演歌は、日本語の歌詞を聴かせることを主眼とした、メロディ中心の音楽です。一方、J-POPは、洋楽のポップスやロックの影響を強く受けており、踊れるようなリズミカルな楽曲が多く、歌詞に英語が混じることも頻繁です。
関連記事:邦楽とJ-POPの違いとは?それぞれの言葉の意味やアーティスト例
6-2.演歌と歌謡曲の違い
演歌と歌謡曲の違いは非常に曖昧で、明確な境界線を引くのが難しいですが、一般的には「歌謡曲」という大きな枠のなかに、「演歌」という一つのスタイルが含まれる、と理解されています。
「歌謡曲」は、戦後の日本のポピュラー音楽全般を指す広い言葉です。
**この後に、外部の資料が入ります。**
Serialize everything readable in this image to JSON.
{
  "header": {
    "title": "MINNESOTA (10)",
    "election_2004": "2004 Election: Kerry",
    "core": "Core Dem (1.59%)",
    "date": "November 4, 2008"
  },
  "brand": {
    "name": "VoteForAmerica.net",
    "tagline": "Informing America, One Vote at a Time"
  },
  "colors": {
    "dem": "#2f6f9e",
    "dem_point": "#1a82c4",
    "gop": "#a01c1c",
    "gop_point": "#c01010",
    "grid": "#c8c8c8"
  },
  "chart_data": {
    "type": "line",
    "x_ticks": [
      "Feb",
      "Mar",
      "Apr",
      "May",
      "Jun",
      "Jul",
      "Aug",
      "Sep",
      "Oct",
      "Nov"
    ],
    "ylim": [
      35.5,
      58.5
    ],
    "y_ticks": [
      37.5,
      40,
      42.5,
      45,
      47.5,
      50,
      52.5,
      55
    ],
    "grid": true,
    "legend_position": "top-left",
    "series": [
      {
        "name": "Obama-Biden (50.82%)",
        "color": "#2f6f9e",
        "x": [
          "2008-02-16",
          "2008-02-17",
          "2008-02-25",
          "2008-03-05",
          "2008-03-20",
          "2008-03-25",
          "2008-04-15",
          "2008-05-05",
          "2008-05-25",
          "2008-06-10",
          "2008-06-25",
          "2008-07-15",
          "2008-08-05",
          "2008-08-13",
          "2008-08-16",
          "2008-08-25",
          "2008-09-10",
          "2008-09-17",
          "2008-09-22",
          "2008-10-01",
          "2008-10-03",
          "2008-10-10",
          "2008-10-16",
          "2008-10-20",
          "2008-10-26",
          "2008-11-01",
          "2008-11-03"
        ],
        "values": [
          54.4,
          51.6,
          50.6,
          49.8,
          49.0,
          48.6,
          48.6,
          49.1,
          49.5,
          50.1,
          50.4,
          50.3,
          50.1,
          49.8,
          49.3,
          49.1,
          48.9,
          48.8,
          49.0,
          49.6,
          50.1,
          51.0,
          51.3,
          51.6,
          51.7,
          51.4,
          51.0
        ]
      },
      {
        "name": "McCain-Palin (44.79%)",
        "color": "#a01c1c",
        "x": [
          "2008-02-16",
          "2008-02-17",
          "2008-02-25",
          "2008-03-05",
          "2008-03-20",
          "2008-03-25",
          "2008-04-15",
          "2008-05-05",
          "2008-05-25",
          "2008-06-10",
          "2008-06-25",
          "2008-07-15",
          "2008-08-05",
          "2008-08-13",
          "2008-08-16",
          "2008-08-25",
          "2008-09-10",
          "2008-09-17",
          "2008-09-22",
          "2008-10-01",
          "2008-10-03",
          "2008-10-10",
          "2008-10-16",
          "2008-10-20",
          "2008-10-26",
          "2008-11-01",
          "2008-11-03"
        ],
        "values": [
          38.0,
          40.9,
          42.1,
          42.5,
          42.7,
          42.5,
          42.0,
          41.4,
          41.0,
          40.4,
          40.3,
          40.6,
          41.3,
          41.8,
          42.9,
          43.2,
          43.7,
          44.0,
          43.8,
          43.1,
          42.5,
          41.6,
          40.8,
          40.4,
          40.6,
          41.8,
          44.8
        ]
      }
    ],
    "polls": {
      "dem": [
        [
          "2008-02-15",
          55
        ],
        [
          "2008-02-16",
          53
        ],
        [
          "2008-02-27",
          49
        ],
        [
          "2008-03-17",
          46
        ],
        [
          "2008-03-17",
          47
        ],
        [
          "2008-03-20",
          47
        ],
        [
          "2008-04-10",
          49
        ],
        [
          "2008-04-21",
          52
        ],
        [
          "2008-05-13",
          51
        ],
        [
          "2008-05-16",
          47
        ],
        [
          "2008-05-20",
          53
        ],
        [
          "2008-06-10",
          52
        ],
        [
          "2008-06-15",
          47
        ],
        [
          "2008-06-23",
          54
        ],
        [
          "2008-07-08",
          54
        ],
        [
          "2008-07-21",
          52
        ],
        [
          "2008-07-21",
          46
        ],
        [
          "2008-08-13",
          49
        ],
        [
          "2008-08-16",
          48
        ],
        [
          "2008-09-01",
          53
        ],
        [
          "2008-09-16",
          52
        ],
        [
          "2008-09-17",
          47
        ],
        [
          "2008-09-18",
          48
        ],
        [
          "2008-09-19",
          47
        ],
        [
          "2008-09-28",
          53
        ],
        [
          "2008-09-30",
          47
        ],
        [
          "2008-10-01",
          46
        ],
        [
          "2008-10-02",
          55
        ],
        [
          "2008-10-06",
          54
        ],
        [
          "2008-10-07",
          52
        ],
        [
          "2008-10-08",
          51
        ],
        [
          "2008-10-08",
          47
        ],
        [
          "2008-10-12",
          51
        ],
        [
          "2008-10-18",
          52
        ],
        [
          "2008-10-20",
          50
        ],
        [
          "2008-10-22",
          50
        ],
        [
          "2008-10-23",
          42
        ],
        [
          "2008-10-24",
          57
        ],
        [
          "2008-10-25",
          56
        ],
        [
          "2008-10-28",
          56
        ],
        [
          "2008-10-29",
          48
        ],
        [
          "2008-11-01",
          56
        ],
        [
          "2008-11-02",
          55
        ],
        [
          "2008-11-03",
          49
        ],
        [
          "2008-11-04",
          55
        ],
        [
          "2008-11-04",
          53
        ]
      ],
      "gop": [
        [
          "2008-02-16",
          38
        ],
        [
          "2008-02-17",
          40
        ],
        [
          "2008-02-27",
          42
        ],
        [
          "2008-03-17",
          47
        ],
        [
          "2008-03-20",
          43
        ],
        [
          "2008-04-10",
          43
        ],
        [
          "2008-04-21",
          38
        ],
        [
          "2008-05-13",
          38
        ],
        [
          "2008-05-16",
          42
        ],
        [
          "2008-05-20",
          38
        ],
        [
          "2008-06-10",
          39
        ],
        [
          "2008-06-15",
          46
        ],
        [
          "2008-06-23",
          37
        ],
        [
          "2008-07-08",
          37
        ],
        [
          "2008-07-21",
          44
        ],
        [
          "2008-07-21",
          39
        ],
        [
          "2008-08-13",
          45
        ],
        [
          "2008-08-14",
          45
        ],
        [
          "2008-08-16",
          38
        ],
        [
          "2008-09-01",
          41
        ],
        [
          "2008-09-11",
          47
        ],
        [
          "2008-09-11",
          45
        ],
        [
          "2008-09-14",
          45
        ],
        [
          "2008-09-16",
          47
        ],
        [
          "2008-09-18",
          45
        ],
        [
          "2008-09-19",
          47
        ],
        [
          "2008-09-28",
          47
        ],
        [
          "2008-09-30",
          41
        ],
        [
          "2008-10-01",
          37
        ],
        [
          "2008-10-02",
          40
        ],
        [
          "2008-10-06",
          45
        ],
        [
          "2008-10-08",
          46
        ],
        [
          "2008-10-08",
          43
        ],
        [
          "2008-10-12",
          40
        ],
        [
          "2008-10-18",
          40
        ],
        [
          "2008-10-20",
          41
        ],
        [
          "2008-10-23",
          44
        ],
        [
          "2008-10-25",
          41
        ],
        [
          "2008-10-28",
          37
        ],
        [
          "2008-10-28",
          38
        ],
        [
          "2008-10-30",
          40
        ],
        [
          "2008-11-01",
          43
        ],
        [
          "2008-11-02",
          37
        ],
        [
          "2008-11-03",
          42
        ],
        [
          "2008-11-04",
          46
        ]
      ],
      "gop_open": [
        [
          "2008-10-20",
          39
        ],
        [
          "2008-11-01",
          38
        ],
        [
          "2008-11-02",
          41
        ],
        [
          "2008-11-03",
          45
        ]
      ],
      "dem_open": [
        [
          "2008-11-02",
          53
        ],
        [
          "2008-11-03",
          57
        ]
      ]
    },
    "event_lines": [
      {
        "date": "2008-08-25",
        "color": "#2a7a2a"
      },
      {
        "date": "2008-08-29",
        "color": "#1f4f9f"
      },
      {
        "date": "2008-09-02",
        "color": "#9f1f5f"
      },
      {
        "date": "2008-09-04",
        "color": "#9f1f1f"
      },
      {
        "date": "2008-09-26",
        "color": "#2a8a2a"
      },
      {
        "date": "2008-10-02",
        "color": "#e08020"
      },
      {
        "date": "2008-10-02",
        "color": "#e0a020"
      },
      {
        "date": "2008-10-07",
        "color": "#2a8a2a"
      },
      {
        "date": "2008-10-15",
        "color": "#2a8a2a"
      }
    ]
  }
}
そのなかでも、とくに日本的な情緒やこぶしといった伝統的な歌唱法を色濃く反映したものが「演歌」と呼ばれている、と考えると分かりやすいです。
関連記事:歌謡曲とは?歌謡曲の歴史や時代背景・演歌やJ-POPなどとの違い
7.まとめ
演歌は、日本の伝統的な歌唱法や音階をベースに、日本人の心の機微を表現してきた独自の音楽文化です。その歴史は古く、明治時代から人々の喜怒哀楽に寄り添い、時代を超えて歌い継がれてきました。物語性のある歌詞や、こぶしを利かせた独特の歌い方は、演歌の大きな魅力です。
現代では若手アーティストも登場し、新しいファン層を獲得しています。演歌は決して過去の音楽ではなく、私たちの感情に深く響く普遍的なテーマを持っているのです。
本コラムを通して、演歌に少しでも興味を持っていただけたなら幸いです。ぜひ、お気に入りの一曲を見つけて、その奥深い世界を体験してみてください。